Crystal Willow

Crystal Willow was created for Digital Downtime, an exhibition presented as part of the Sydney Design Festival that asked participants to design terrariums as sites of reflection, growth, and renewal. Our response took the form of a living–mineral hybrid: a willow branch submerged in a solution that, over the duration of the exhibition, slowly grew crystals across its surface.

The choice of willow was intentional. Long associated with resilience, healing, and cycles of regeneration, the branch here becomes a vessel for transformation. In East Asian traditions, the willow is also linked to Kuan Yin, the bodhisattva of compassion, who carries a willow branch as a symbol of her gentle capacity to heal suffering and pour forth blessings. In Crystal Willow, this association deepens the work’s resonance: what begins as a bare twig does not sprout leaves, but instead accretes glittering crystalline structures, turning a natural fragment into a synthetic bloom. Each day reveals new textures and forms, as though the branch itself channels a quiet, compassionate metamorphosis.

This slow, durational process is central to the work. In contrast to the instantaneity of the digital realm, Crystal Willow unfolds over time, requiring patience and attention. Its growth cannot be rushed or fully predicted. The terrarium becomes a stage where chemistry and biology collaborate, producing something at once delicate and otherworldly.
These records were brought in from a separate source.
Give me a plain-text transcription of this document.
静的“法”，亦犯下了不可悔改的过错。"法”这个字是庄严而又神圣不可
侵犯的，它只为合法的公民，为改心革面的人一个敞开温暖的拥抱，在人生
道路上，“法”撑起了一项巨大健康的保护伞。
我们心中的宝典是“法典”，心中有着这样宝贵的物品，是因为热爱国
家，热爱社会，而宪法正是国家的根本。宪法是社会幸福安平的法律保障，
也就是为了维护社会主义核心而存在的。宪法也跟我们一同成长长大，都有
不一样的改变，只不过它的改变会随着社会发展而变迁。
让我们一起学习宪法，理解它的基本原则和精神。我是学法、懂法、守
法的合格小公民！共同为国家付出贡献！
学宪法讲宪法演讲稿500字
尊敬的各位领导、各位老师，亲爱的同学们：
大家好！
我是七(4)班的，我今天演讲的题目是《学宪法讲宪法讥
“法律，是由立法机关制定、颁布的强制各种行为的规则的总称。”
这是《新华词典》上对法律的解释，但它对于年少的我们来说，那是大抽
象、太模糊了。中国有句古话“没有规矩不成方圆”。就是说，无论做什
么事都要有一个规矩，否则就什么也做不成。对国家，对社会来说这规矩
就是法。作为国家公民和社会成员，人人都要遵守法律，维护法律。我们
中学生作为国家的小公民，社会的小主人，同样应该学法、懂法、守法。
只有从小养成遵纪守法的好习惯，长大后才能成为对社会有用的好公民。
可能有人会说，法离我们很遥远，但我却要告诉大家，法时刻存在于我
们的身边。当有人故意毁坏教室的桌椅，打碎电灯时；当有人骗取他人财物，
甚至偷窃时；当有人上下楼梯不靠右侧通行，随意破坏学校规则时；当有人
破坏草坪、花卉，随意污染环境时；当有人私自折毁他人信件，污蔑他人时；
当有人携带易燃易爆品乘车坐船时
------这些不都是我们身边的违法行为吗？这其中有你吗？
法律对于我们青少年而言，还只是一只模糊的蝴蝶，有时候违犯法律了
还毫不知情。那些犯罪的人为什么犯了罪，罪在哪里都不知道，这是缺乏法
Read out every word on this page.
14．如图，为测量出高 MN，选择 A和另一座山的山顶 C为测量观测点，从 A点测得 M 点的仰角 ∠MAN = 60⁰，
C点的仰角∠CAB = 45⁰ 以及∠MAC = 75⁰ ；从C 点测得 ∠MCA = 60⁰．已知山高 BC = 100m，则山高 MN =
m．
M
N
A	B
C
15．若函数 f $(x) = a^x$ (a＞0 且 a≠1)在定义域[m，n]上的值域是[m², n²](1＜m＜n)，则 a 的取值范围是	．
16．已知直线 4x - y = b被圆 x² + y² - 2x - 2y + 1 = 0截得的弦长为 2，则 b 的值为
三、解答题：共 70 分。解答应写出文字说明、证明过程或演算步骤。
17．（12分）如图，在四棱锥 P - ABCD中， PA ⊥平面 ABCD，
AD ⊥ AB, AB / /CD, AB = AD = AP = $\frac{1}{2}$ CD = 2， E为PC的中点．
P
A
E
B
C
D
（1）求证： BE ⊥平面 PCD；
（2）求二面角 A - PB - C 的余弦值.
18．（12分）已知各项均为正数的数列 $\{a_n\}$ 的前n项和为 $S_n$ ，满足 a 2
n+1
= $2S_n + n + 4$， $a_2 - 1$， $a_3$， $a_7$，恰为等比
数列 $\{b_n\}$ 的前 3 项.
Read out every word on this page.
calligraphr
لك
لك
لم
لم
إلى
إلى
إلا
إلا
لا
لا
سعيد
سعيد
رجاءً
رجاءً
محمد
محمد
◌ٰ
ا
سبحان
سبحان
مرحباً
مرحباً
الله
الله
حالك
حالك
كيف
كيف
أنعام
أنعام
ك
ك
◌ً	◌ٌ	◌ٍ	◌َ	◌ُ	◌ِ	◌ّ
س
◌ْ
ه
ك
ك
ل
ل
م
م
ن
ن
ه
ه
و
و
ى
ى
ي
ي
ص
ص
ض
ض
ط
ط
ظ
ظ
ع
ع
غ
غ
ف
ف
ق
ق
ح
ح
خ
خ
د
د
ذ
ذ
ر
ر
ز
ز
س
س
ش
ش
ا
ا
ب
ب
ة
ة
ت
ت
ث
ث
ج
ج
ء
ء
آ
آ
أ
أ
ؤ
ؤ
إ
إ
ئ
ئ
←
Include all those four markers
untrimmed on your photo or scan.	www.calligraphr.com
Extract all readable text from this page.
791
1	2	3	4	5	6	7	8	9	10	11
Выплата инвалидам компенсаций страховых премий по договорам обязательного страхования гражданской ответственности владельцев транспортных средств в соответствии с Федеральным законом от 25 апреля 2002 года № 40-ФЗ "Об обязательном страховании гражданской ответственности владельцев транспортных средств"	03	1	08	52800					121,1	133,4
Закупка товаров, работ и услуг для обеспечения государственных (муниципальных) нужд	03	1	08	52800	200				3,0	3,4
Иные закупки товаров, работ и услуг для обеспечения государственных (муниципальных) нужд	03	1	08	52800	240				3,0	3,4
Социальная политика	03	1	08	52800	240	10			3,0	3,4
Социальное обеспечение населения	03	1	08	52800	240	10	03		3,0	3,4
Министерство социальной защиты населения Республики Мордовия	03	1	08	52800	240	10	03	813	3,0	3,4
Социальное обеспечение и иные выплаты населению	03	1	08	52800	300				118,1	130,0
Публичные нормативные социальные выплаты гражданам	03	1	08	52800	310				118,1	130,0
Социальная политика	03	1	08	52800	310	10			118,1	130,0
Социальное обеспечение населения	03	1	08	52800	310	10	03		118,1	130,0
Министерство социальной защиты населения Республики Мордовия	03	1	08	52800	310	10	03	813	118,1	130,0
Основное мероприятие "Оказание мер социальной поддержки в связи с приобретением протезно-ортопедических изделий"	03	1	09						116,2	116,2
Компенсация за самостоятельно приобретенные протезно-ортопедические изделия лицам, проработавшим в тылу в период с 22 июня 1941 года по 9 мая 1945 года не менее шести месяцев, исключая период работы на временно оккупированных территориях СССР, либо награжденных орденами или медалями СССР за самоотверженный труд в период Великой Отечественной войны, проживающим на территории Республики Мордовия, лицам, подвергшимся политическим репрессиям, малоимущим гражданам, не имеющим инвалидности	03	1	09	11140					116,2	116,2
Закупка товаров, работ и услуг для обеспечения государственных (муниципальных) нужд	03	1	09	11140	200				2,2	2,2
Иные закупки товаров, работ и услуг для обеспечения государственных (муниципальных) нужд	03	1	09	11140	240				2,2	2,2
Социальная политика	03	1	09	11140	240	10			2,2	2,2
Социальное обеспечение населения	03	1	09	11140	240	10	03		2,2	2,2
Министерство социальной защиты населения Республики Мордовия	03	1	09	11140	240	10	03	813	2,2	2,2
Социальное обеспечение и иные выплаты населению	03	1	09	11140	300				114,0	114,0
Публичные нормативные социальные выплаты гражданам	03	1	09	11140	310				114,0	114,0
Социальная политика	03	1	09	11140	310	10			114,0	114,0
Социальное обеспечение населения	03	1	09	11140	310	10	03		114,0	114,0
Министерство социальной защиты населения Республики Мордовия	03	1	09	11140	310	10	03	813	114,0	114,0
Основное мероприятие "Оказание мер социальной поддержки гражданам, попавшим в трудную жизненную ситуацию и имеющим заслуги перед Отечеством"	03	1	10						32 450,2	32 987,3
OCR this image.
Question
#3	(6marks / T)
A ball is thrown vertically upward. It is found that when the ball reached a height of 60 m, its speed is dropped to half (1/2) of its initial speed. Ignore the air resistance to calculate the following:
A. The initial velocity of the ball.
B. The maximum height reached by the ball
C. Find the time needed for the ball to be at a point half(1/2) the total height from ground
In the context of Digital Downtime, the work reflects on our relationship to slowness, materiality, and the unseen processes of change that surround us. It suggests that downtime is not inactivity, but rather a space where transformation occurs quietly, beneath the surface. By drawing attention to this subtle growth — and evoking Kuan Yin’s willow branch as a symbol of compassion and renewal — Crystal Willow invites viewers to pause, to contemplate, and to rediscover beauty in the interplay between nature, artifice, and time.